PHYS4A/ Fall 2014; Conservation of Energy

Purpose: To experimentally show conservation of energy by attaching a mass to a metal spring and force sensor and allowing it to oscillate over a motion sensor. The motion sensor then measures the changes in distance to calculate kinetic, potential, and total energy of the system.

Experiment: To start the experiment, we attached a metal spring to a force sensor that was pointing down and zeroed. We calculated the difference between the spring length stretched and at rest. By knowing the total change in distance and the force exerted by the spring, the spring was calculated to have a spring constant of 20.86.

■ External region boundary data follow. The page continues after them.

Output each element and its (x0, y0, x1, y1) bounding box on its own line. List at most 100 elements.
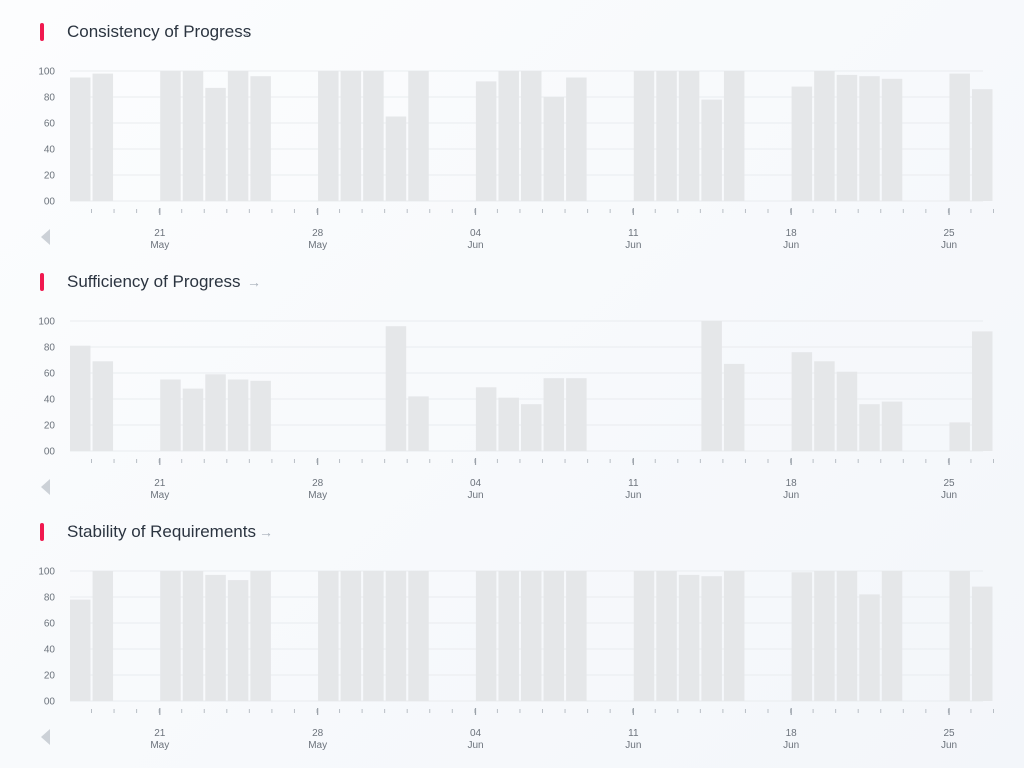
arrow-right-icon[interactable]: → (237, 24, 251, 40)
bar-chart: 100806040200021May28May04Jun11Jun18Jun25… (38, 317, 994, 500)
bar (227, 379, 249, 451)
bar (881, 401, 903, 451)
bar (521, 71, 542, 201)
bar (250, 76, 271, 201)
bar (972, 331, 993, 451)
bar (363, 571, 384, 701)
x-tick-day: 11 (628, 478, 639, 489)
bar (543, 571, 565, 701)
bar (566, 378, 587, 451)
arrow-right-icon[interactable]: → (247, 274, 261, 290)
bar (881, 571, 903, 701)
bar (385, 571, 407, 701)
x-tick-day: 28 (312, 478, 324, 489)
bar (723, 571, 745, 701)
bar (836, 371, 858, 451)
bar (92, 73, 114, 201)
chart-panel-stability: Stability of Requirements → 100 80 60 40 20 0… (0, 500, 1024, 750)
bar (701, 321, 722, 451)
previous-period-icon[interactable] (41, 229, 50, 245)
bar (656, 571, 677, 701)
x-tick-day: 28 (312, 728, 324, 739)
bar (498, 397, 519, 451)
bar (678, 71, 700, 201)
bar-chart: 100806040200021May28May04Jun11Jun18Jun25… (38, 67, 994, 250)
bar (160, 379, 181, 451)
x-tick-month: Jun (467, 490, 483, 500)
y-tick-label: 80 (44, 593, 56, 604)
accent-bar (40, 273, 44, 291)
bar (949, 571, 970, 701)
bar (363, 71, 384, 201)
x-tick-month: May (308, 490, 327, 500)
bar (701, 99, 722, 201)
y-tick-label: 60 (44, 369, 56, 380)
bar (205, 87, 226, 201)
bar (949, 73, 970, 201)
x-tick-day: 21 (154, 478, 166, 489)
chart-panel-sufficiency: Sufficiency of Progress → 100 80 60 40 20 00 2… (0, 250, 1024, 500)
x-tick-day: 25 (943, 228, 955, 239)
x-tick-day: 04 (470, 728, 482, 739)
x-tick-day: 11 (628, 728, 639, 739)
x-tick-month: May (308, 240, 327, 250)
bar (182, 571, 204, 701)
chart-panel-consistency: Consistency of Progress → 100 80 60 40 20 00 2… (0, 0, 1024, 250)
y-tick-label: 100 (38, 317, 55, 328)
y-tick-label: 60 (44, 619, 56, 630)
bar (859, 76, 880, 201)
bar (859, 404, 880, 451)
x-tick-day: 21 (154, 728, 166, 739)
panel-title[interactable]: Sufficiency of Progress (67, 272, 241, 291)
x-tick-day: 04 (470, 478, 482, 489)
bar (678, 574, 700, 701)
bar-chart: 100806040200021May28May04Jun11Jun18Jun25… (38, 567, 994, 750)
bar (972, 586, 993, 701)
bar (701, 576, 722, 701)
accent-bar (40, 523, 44, 541)
bar (791, 572, 813, 701)
x-tick-day: 25 (943, 728, 955, 739)
bar (656, 71, 677, 201)
x-tick-day: 18 (786, 728, 798, 739)
bar (498, 571, 519, 701)
y-tick-label: 60 (44, 119, 56, 130)
x-tick-month: May (308, 740, 327, 750)
bar (475, 571, 497, 701)
y-tick-label: 40 (44, 395, 56, 406)
bar (881, 78, 903, 201)
y-tick-label: 00 (44, 447, 56, 458)
bar (182, 388, 204, 451)
bar (340, 571, 362, 701)
arrow-right-icon[interactable]: → (259, 524, 273, 540)
y-tick-label: 40 (44, 645, 56, 656)
y-tick-label: 20 (44, 671, 56, 682)
x-tick-day: 25 (943, 478, 955, 489)
y-tick-label: 00 (44, 697, 56, 708)
bar (521, 571, 542, 701)
bar (566, 571, 587, 701)
x-tick-month: Jun (941, 490, 957, 500)
bar (633, 71, 655, 201)
panel-title[interactable]: Consistency of Progress (67, 22, 252, 41)
x-tick-month: Jun (625, 740, 641, 750)
x-tick-day: 04 (470, 228, 482, 239)
bar (543, 378, 565, 451)
bar (814, 571, 835, 701)
x-tick-day: 18 (786, 478, 798, 489)
x-tick-month: May (150, 740, 169, 750)
bar (972, 89, 993, 201)
bar (814, 361, 835, 451)
previous-period-icon[interactable] (41, 479, 50, 495)
bar (543, 97, 565, 201)
panel-title[interactable]: Stability of Requirements (67, 522, 256, 541)
x-tick-day: 18 (786, 228, 798, 239)
previous-period-icon[interactable] (41, 729, 50, 745)
bar (227, 580, 249, 701)
bar (250, 571, 271, 701)
bar (250, 380, 271, 451)
bar (814, 71, 835, 201)
bar (70, 77, 91, 201)
x-tick-month: May (150, 240, 169, 250)
bar (791, 352, 813, 451)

Experimental set-up of spring on force sensor as the mass is oscillating over the motion sensor.

Graph of force vs position where the slope of the graph is the equivalent to the spring constant. Due to the spring constant being equal to Force/ Displacement. 

Once the spring constant was calculated, the mass was set to oscillate over the motion sensor in a vertical direction. By recording the change in distance, energy for the spring and mass could be calculated using various equations. 

Kinetic Energy (Mass) = (1/2)mv^2

Potential Energy (Mass) = mgh

Elastic Potential Energy (Spring) = (1/2)kx^2

Elastic Kinetic Energy (Spring) = (1/2)mv^2

Gravitational Potential Energy (Spring) = mgh

Total Energy = Sum of Energies calculated above

By inputting these formulas into loggerpro and making newly calculated columns, we were able to get several energy curves for analysis.

Graphs of the different types of energy for the calculated columns.

As seen above, the graphs oscillate according to they type of energy it corresponds with. Based on conservation of energy and the potential energy of the mass and the elastic potential energy of the spring should oscillate with relation to each other. By knowing that the total energy should be constant throughout the system, if potential energy of the mass goes up, elastic potential should go down. This is apparent in the graphs above as you see the graphs oscillating and canceling out any changes that are done to total energy. Overall, total energy is constant as seen in the first graph with very little oscillation change thus supporting the theory of conservation of energy. 

PHYS4A/ Fall 2014; Work-Energy Theorem

Purpose: We looked at the work-energy theorem which equates the area under a kinetic energy graph to total work being done.

To set up the experiment, a cart was attached to a metal spring and placed on a metal track. The cart was positioned to be at rest with the spring at a neutral length, where it is at rest and neither stretched or unstretched. This was the zero position that was used to calibrate a motion sensor attached to the end of the track. Once calibrated and setting a positive axis on loggerpro, the cart was pulled back a small length to measure a positive distance. The cart was then released and loggerpro was used to measure the force vs time and plot it in a graph.

Cart and mass at rest while spring is unstretched

Cart and mass after moved a distance x so that spring is stretched and containing potential energy.

Once the data was collected, a new calculated column was created for kinetic energy using the formula K=(1/2)mv^2. Kinetic force vs time and kinetic energy vs time were both graphed. The integral of kinetic force vs time was equivalent to the total kinetic energy over the same interval of time.

As seen in the figure above, the total area under the graph is the integral of kinetic force. The integral is equal to the calculated kinetic energy for the region.

The three points are three different intervals that correlate with kinetic energy intervals with a % error of less than 1%.